Um grupo formado por 30 representantes do Ministério da Defesa, do governo do Pará e de entidades civis começa amanhã a vasculhar 17 locais onde possivelmente estão enterrados os corpos de 67 militantes do PCdoB que integraram a Guerrilha do Araguaia grupo armado de esquerda que existiu entre 1966 e 1974, no Sul do Pará e Norte do Tocantins. Os guerrilheiros pretendiam derrubar o governo militar e instalar o comunismo no Brasil, mas foram mortos por integrantes do Exército.
Até hoje os corpos da maioria dos guerrilheiros mortos ainda não foram encontrados. A ossada de apenas dois guerrilheiros já foram identificadas: a de Maria Lúcia Petit e a de Bergson Gurjão Farias. Bergson foi reconhecido depois de testes de DNA feitos no mês passado. As famílias dos outros desaparecidos lutam há décadas para encontrar o corpo dos seus parentes.
As escavações que começam amanhã vão ser feitas nos municípios de Marabá, São Domingos do Araguaia, São Geraldo do Araguaia, Brejo Grande do Araguaia, no Pará; e em Xambioá, em Tocantins. No início de julho, o Exército tinha definido 14 pontos para escavações. Porém, depois de que familiares dos desaparecidos, com a ajuda de mateiros da região, começaram a buscar novas informações sobre as mortes, outros três locais entraram na lista de pontos a serem vasculhados em busca de corpos. Neste mês, vão ser escavados, pelo menos quatro pontos onde corpos podem estar enterrados: Tabocão, DNER, Matrichã e Água Branca (veja mapa ao lado).
Devem participar do trabalho de procura dos corpos um grupo de militares, antropólogos, geólogos, médicos-legistas e observadores nomeados pelo Ministério da Defesa, além de familiares das vítimas.
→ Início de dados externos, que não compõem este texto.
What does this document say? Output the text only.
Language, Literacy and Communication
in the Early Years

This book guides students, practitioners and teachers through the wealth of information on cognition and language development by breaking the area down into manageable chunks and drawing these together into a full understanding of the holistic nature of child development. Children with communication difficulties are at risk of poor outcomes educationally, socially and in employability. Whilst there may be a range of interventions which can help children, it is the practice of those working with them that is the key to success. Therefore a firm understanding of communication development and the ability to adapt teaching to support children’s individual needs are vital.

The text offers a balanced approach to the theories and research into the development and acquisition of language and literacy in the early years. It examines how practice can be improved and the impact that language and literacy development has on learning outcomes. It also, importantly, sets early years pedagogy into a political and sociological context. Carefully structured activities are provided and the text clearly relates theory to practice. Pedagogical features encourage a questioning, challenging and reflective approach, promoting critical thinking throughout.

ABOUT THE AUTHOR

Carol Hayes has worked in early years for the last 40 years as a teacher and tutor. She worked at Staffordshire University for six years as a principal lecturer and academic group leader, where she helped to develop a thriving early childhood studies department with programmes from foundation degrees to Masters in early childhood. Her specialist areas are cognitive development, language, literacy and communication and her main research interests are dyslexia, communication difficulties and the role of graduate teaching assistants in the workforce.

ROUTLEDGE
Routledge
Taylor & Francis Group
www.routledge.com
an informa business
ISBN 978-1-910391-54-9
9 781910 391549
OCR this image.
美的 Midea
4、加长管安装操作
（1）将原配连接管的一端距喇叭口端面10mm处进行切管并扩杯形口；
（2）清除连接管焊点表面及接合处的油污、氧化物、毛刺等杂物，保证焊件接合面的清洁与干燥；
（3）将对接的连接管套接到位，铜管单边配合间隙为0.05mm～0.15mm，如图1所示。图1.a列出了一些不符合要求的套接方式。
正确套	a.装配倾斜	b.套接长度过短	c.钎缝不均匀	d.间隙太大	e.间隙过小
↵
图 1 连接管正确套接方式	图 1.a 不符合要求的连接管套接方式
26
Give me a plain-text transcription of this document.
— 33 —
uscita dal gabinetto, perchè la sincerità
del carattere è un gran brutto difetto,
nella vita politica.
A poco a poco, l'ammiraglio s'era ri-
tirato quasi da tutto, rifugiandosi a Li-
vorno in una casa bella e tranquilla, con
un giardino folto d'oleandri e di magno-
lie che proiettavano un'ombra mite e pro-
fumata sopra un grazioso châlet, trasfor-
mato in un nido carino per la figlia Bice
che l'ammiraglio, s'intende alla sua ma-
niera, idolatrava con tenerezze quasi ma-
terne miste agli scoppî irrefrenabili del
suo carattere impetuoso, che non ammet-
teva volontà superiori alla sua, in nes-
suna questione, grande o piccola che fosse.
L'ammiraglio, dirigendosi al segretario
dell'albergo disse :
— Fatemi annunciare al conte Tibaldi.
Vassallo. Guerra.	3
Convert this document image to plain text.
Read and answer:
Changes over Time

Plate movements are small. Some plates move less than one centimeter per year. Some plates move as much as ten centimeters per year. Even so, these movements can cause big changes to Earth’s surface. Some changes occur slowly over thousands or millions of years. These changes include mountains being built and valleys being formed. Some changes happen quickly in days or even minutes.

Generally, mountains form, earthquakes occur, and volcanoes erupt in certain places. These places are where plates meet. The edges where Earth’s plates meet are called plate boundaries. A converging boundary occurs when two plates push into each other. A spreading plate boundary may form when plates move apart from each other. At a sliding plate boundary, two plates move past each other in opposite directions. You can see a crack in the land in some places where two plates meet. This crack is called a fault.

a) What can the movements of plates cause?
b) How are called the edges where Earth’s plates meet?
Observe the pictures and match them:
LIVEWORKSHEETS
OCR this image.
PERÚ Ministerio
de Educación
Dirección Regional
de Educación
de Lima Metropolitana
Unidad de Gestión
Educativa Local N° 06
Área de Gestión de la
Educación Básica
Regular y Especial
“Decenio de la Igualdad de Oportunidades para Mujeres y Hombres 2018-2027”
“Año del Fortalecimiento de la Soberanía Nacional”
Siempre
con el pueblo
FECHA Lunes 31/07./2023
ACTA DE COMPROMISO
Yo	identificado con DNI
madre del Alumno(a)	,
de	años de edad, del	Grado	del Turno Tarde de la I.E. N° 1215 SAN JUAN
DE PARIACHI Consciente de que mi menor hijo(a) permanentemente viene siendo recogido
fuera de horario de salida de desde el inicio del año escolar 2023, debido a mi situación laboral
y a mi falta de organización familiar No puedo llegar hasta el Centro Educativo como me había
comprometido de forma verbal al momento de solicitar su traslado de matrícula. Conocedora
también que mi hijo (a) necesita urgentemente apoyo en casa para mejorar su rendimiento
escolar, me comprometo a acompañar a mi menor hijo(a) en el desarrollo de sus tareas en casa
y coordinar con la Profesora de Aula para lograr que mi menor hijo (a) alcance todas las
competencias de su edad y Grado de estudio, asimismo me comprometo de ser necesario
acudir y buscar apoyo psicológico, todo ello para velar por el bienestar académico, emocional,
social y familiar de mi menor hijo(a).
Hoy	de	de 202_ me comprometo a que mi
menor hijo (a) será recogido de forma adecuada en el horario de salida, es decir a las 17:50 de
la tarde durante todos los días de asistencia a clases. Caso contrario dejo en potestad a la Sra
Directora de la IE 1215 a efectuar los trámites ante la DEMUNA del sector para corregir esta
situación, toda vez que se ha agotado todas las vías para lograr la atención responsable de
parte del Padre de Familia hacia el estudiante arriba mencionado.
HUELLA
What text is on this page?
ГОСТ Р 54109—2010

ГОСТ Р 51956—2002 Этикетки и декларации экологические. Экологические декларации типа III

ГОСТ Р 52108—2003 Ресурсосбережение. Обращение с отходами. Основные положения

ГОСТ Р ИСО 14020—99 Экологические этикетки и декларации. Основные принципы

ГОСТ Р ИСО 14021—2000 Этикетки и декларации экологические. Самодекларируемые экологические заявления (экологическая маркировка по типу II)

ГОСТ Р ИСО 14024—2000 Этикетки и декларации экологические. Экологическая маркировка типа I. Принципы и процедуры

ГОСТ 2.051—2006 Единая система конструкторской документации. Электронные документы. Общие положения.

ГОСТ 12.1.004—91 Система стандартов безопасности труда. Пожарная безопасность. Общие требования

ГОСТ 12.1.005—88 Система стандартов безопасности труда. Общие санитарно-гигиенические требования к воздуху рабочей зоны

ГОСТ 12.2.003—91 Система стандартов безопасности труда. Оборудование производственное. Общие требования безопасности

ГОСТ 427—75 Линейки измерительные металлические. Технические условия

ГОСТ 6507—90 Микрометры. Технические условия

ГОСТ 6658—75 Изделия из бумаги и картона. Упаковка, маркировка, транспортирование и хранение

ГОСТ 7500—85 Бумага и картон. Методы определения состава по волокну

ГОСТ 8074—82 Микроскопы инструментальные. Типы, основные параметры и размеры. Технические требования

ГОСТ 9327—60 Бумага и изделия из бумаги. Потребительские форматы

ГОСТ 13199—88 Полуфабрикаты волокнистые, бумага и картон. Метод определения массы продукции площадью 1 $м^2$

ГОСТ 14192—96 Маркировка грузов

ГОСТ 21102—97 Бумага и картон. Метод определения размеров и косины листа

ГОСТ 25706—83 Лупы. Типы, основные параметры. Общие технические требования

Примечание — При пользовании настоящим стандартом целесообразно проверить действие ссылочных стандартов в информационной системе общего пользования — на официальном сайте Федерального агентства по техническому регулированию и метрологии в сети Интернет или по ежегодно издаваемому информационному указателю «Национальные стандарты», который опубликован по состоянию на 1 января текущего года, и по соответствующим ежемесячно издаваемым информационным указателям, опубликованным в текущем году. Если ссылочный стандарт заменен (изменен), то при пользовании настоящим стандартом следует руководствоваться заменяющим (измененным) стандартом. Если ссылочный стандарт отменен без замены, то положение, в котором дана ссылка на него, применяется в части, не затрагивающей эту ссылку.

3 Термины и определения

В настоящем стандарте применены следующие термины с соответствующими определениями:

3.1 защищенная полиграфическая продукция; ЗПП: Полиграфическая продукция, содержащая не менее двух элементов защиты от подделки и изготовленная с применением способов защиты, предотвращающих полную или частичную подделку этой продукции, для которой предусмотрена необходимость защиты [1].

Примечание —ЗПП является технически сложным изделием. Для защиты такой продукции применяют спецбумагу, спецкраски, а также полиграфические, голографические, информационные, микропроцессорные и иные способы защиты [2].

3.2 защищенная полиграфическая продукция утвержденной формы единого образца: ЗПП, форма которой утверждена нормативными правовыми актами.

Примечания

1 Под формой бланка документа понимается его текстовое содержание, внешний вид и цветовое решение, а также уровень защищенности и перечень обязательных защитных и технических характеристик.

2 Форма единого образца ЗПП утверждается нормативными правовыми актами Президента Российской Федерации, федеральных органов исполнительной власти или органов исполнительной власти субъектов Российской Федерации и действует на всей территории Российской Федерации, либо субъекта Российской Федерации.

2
O general Mário Lúcio Alves de Araújo, coordenador logístico designado pelo Exército, explica que novos pontos de escavações podem surgir durante a procura. "Pode ser que surjam novos dados, indícios fortes, que então serão submetidos ao grupo para que sejam incluídos ou não entre os factíveis de encontrar restos mortais", disse o general em entrevista à Agência Brasil, do governo federal, em junho.
Antes de começar a remexer a terra, o grupo deve usar um equipamento de rastreamento para definir precisamente onde escavar. "Vamos limpar o terreno, passar um radar de penetração terrestre [GPR ou Geo-Radar] capaz de fazer a leitura do terreno, em busca de alvos [vestígios], a uma profundidade de até dois metros", explicou Araújo no mês passado.
Apesar do empenho e das novas informações levantadas, o grupo tem consciência do quanto será difícil encontrar os desaparecidos. "Nem todos serão encontrados", prevê o ouvidor do grupo de trabalho indicado pelo governo do Pará, Paulo Fonteles Filho.
Mateiros
O Exército já fez dezenas de vistorias na região do Araguaia atrás dos corpos desaparecidos, mas nunca encontrou nada. Desta vez, as famílias dos guerrilheiros estão animadas com a possibilidade de êxito porque os mateiros da região estão colaborando.
A definição de quais locais devem ser escavados em busca das ossadas partiu de documentos do próprio Exército e, principalmente, pelas informações fornecidas pelos mateiros. Nas décadas de 60 e 70, eles auxiliaram os militares muitas vezes sob tortura a localizar os guerrilheiros na mata.
Por décadas, os mateiros não quiseram falar sobre o assunto. Mas, desta vez, o que motivou o grupo a falar o que viram e ajudaram a fazer para exterminar com a guerrilha foi uma entrevista de Sebastião Curió Rodrigues de Moura, o major Curió, ao jornal O Estado de São Paulo, neste ano.
Curió apresentou documentos escondidos durante 34 anos. Ele foi um dos responsáveis pelo extermínio da guerrilha e comandou tropas no encalço dos militantes. Graças às informações reveladas por ele há dois meses, descobriu-se que o Exército executou sumariamente 41 guerrilheiros. Até então, o número estimado de execuções era de 25 pessoas, segundo levantamento de organizações de Direitos Humanos. Nunca antes o Exército ou algum integrante do órgão havia admitido uma campanha para exterminar os guerrilheiros. Com o major Curió dando detalhes, os mateiros ficaram à vontade para contar o que sabiam. O vice-presidente da Associação dos Torturados do Araguaia, Sezostrys Alves da Costa, conta que até 2003 eram frequentes as visitas de militares da reserva para entregar cestas básicas e manter o pacto de silêncio com os mateiros.